A idea efficiency computational the problem solve the normals of surface in point $ P = (x_i,y_i,z_i) $.
My thought to solution in way will be compute tangent plane to surface by partial derivative and gradients vector that generate the plane, being $ \vec{u}$ and $\vec{v}$ with inner product $\vec{u} \times \vec{v}$.
What other ways possible?
thanks.
For a surface that is given by an equation, the simplest way to get a normal vector is by taking gradients.

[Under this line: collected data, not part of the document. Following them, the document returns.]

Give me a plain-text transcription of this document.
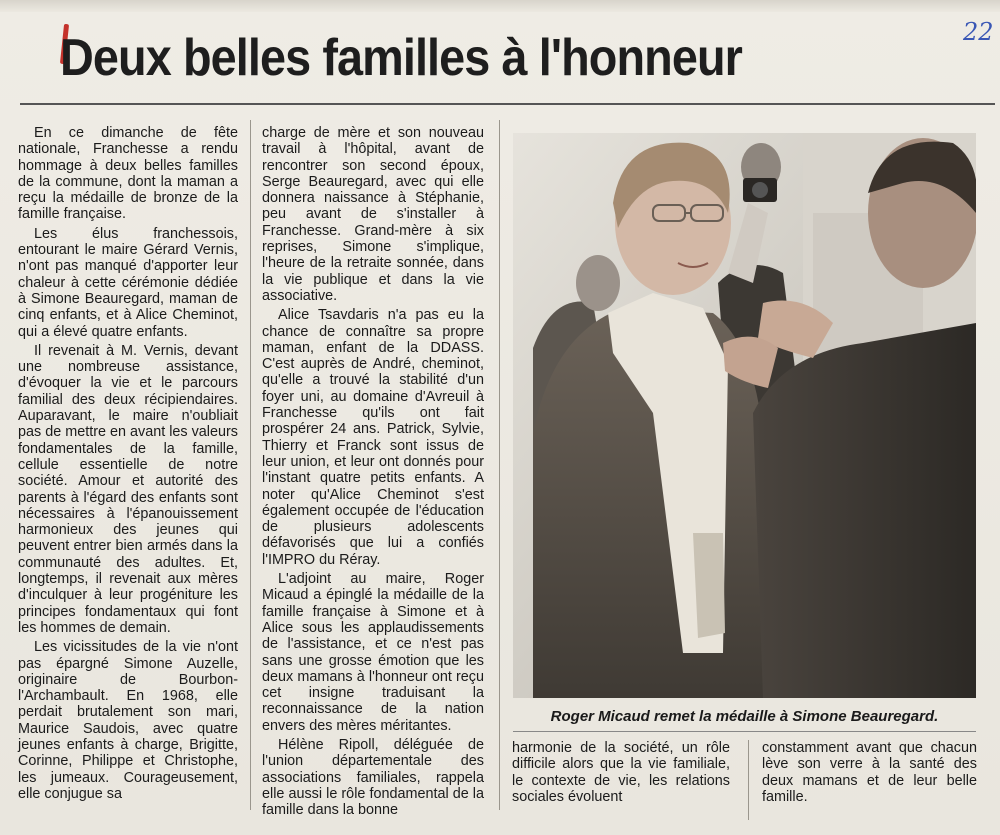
Deux belles familles à l'honneur	22

En ce dimanche de fête nationale, Franchesse a rendu hommage à deux belles familles de la commune, dont la maman a reçu la médaille de bronze de la famille française.

Les élus franchessois, entourant le maire Gérard Vernis, n'ont pas manqué d'apporter leur chaleur à cette cérémonie dédiée à Simone Beauregard, maman de cinq enfants, et à Alice Cheminot, qui a élevé quatre enfants.

Il revenait à M. Vernis, devant une nombreuse assistance, d'évoquer la vie et le parcours familial des deux récipiendaires. Auparavant, le maire n'oubliait pas de mettre en avant les valeurs fondamentales de la famille, cellule essentielle de notre société. Amour et autorité des parents à l'égard des enfants sont nécessaires à l'épanouissement harmonieux des jeunes qui peuvent entrer bien armés dans la communauté des adultes. Et, longtemps, il revenait aux mères d'inculquer à leur progéniture les principes fondamentaux qui font les hommes de demain.

Les vicissitudes de la vie n'ont pas épargné Simone Auzelle, originaire de Bourbon-l'Archambault. En 1968, elle perdait brutalement son mari, Maurice Saudois, avec quatre jeunes enfants à charge, Brigitte, Corinne, Philippe et Christophe, les jumeaux. Courageusement, elle conjugue sa

charge de mère et son nouveau travail à l'hôpital, avant de rencontrer son second époux, Serge Beauregard, avec qui elle donnera naissance à Stéphanie, peu avant de s'installer à Franchesse. Grand-mère à six reprises, Simone s'implique, l'heure de la retraite sonnée, dans la vie publique et dans la vie associative.

Alice Tsavdaris n'a pas eu la chance de connaître sa propre maman, enfant de la DDASS. C'est auprès de André, cheminot, qu'elle a trouvé la stabilité d'un foyer uni, au domaine d'Avreuil à Franchesse qu'ils ont fait prospérer 24 ans. Patrick, Sylvie, Thierry et Franck sont issus de leur union, et leur ont donnés pour l'instant quatre petits enfants. A noter qu'Alice Cheminot s'est également occupée de l'éducation de plusieurs adolescents défavorisés que lui a confiés l'IMPRO du Réray.

L'adjoint au maire, Roger Micaud a épinglé la médaille de la famille française à Simone et à Alice sous les applaudissements de l'assistance, et ce n'est pas sans une grosse émotion que les deux mamans à l'honneur ont reçu cet insigne traduisant la reconnaissance de la nation envers des mères méritantes.

Hélène Ripoll, déléguée de l'union départementale des associations familiales, rappela elle aussi le rôle fondamental de la famille dans la bonne

Roger Micaud remet la médaille à Simone Beauregard.

harmonie de la société, un rôle difficile alors que la vie familiale, le contexte de vie, les relations sociales évoluent

constamment avant que chacun lève son verre à la santé des deux mamans et de leur belle famille.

For instance, you could have the graph of a function, which would have the equation $z = f(x, y)$. That can be rearranged into $f(x, y) - z = 0$, and here we can take the gradient of the lefthand side. That gives the vector $$ \nabla (f(x, y) - z) = \left(\frac{\partial f}{\partial x}(x, y), \frac{\partial f}{\partial y}(x, y), -1\right) $$ which, if you insert an $x$ and $y$ value gives you the normal vector for the surface at that point.
Another example, where your surface is not the graph of a function (at least not a priori) would be the sphere $x^2 + y^2 + z^2 -1 = 0$. We take the gradient, and get $(2x, 2y, 2z)$. If you insert the $x, y$ and $z$ values of a point on the sphere into that vector, it gives you a normal vector at that point.

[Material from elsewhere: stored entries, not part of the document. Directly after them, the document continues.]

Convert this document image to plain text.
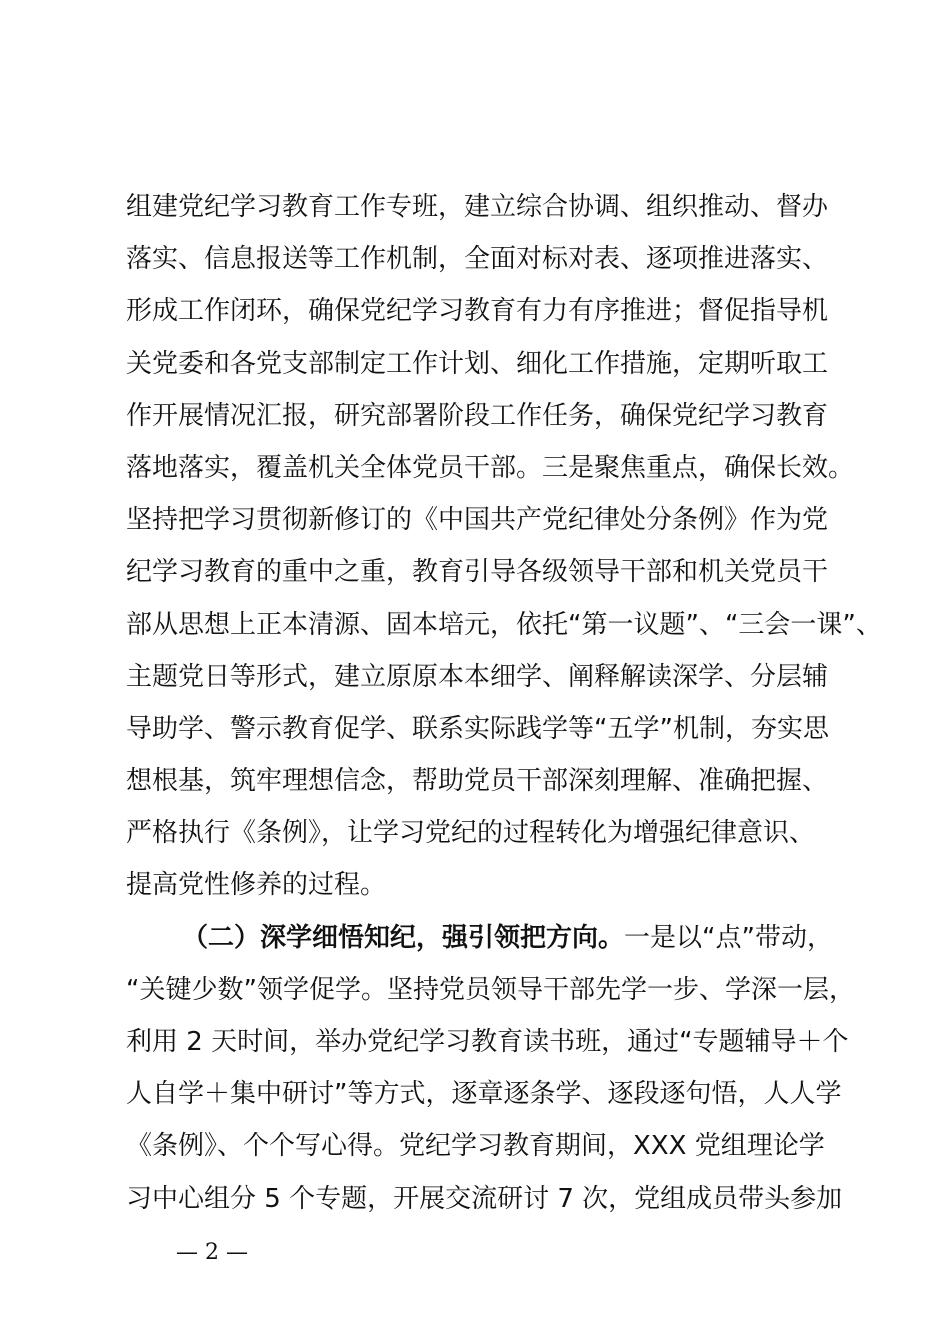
组建党纪学习教育工作专班，建立综合协调、组织推动、督办
落实、信息报送等工作机制，全面对标对表、逐项推进落实、
形成工作闭环，确保党纪学习教育有力有序推进；督促指导机
关党委和各党支部制定工作计划、细化工作措施，定期听取工
作开展情况汇报，研究部署阶段工作任务，确保党纪学习教育
落地落实，覆盖机关全体党员干部。三是聚焦重点，确保长效。
坚持把学习贯彻新修订的《中国共产党纪律处分条例》作为党
纪学习教育的重中之重，教育引导各级领导干部和机关党员干
部从思想上正本清源、固本培元，依托“第一议题”、“三会一课”、
主题党日等形式，建立原原本本细学、阐释解读深学、分层辅
导助学、警示教育促学、联系实际践学等“五学”机制，夯实思
想根基，筑牢理想信念，帮助党员干部深刻理解、准确把握、
严格执行《条例》，让学习党纪的过程转化为增强纪律意识、
提高党性修养的过程。
（二）深学细悟知纪，强引领把方向。一是以“点”带动，
“关键少数”领学促学。坚持党员领导干部先学一步、学深一层，
利用 2 天时间，举办党纪学习教育读书班，通过“专题辅导＋个
人自学＋集中研讨”等方式，逐章逐条学、逐段逐句悟，人人学
《条例》、个个写心得。党纪学习教育期间，XXX 党组理论学
习中心组分 5 个专题，开展交流研讨 7 次，党组成员带头参加
— 2 —
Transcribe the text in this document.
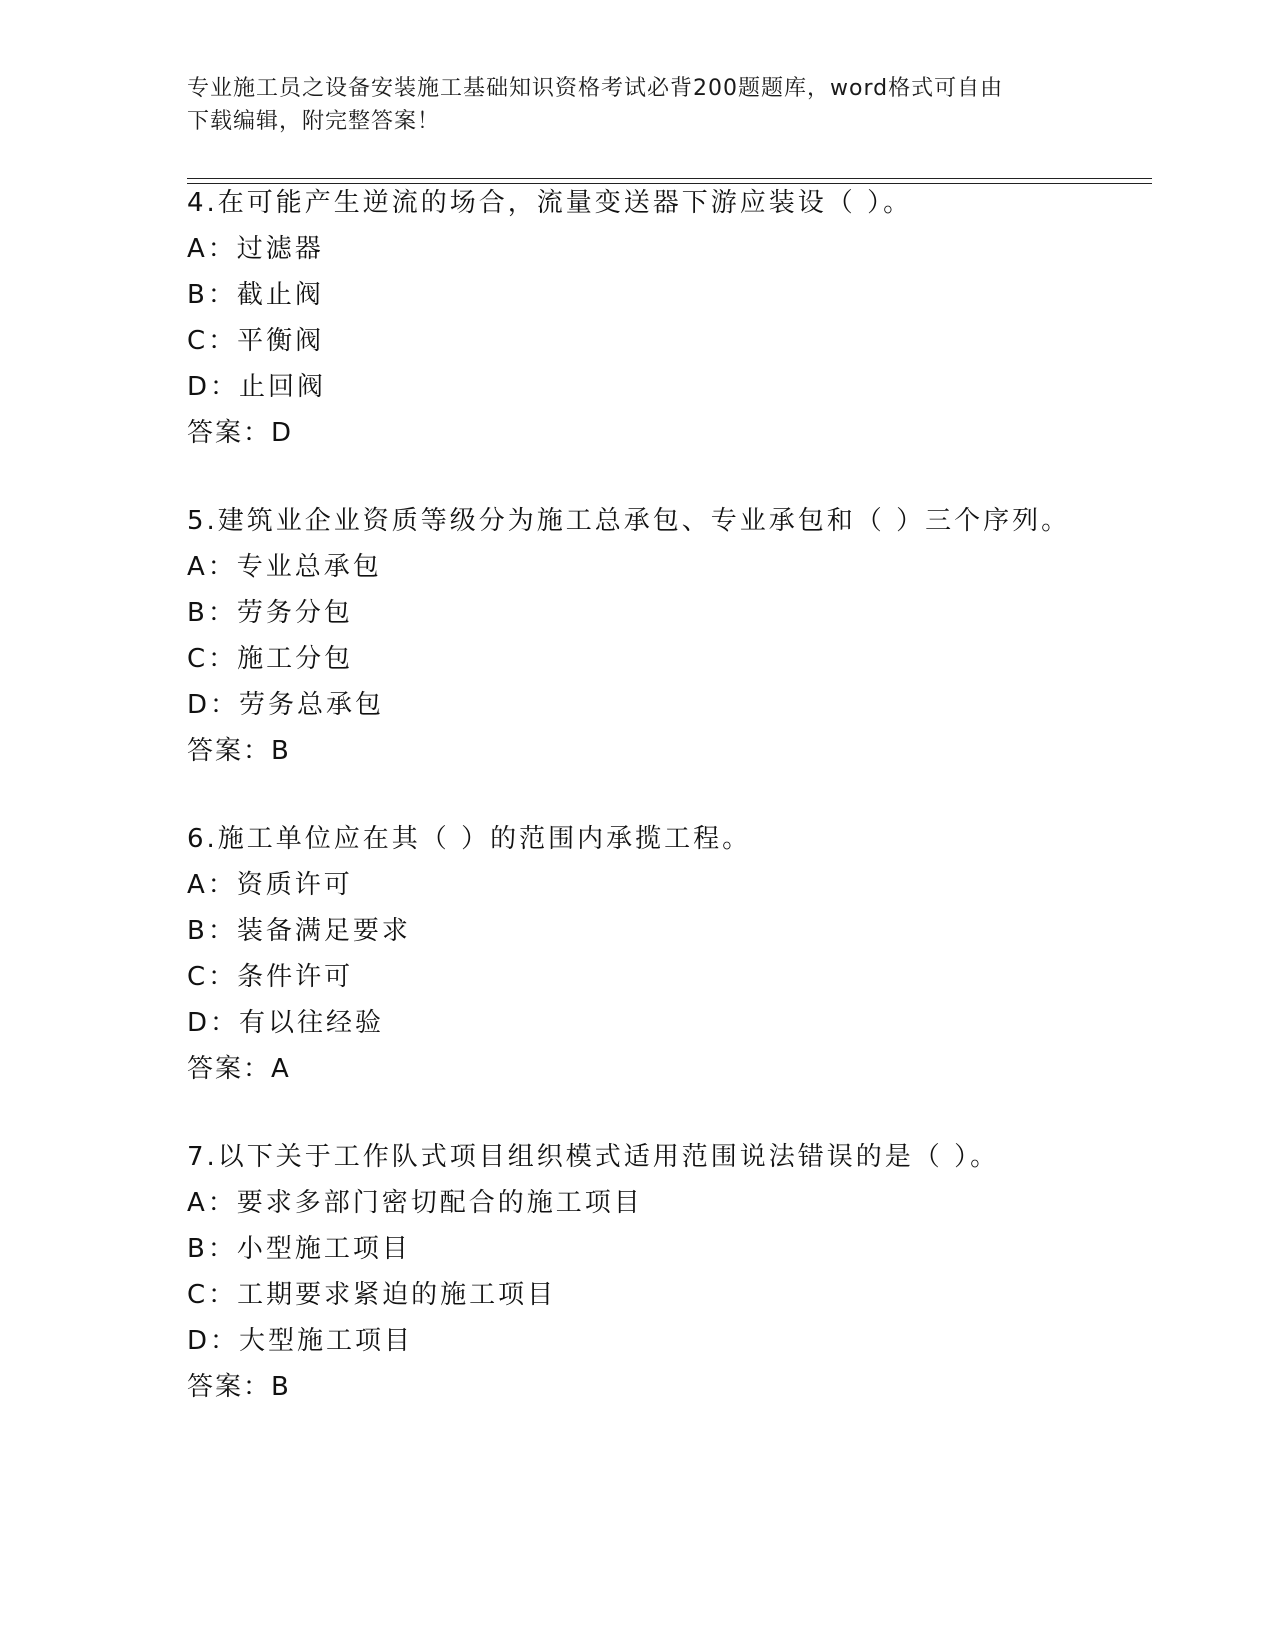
专业施工员之设备安装施工基础知识资格考试必背200题题库，word格式可自由
下载编辑，附完整答案！
4.在可能产生逆流的场合，流量变送器下游应装设（ ）。
A：过滤器
B：截止阀
C：平衡阀
D：止回阀
答案：D
5.建筑业企业资质等级分为施工总承包、专业承包和（ ）三个序列。
A：专业总承包
B：劳务分包
C：施工分包
D：劳务总承包
答案：B
6.施工单位应在其（ ）的范围内承揽工程。
A：资质许可
B：装备满足要求
C：条件许可
D：有以往经验
答案：A
7.以下关于工作队式项目组织模式适用范围说法错误的是（ ）。
A：要求多部门密切配合的施工项目
B：小型施工项目
C：工期要求紧迫的施工项目
D：大型施工项目
答案：B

Now, if your surface (named $\sigma$, say) is given by a parametrization, it usually looks either like this: $$ \sigma :\cases{x(u, v)= \ldots\\y(u, v)= \ldots\\z(u, v)= \ldots} $$ or like this: $$ \sigma(u, v) = (x(u, v), y(u, v), z(u, v)) $$ For instance, you can parametrize the sphere by $$ \sigma(u, v) = (\sin v\cos u, \sin v\sin u, \cos v) \qquad 0\leq u \leq 2\pi, 0 \leq v \leq \pi $$ In this case, to get the normal vector at a point $p$ (given by $u = u_0, v = v_0$), you do it by vector cross product. The two vectors $\vec u, \vec v$ you cross are (almost always) given by $$ \vec u = \frac{\partial \sigma}{\partial u}(u_0, v_0),\quad \vec v = \frac{\partial \sigma}{\partial v}(u_0, v_0) $$ In the case of the sphere, this gives us $$ \vec u = (-\sin v_0\sin u_0, \sin v_0 \cos u_0, 0),\quad\vec v = (\cos v_0\cos u_0, \cos v_0 \sin u_0, -\sin u_0) $$ which works nicely, except for the north and south poles, where $\vec u$ turns out to be $0$ (since $v_0$ is $0$ for the north pole and $\pi$ for the south), and $\vec v$ has a whole spectrum of different values (since $u_0$ can be whatever you want it to be and you will still be at the respective poles). So there you need to figure out something else.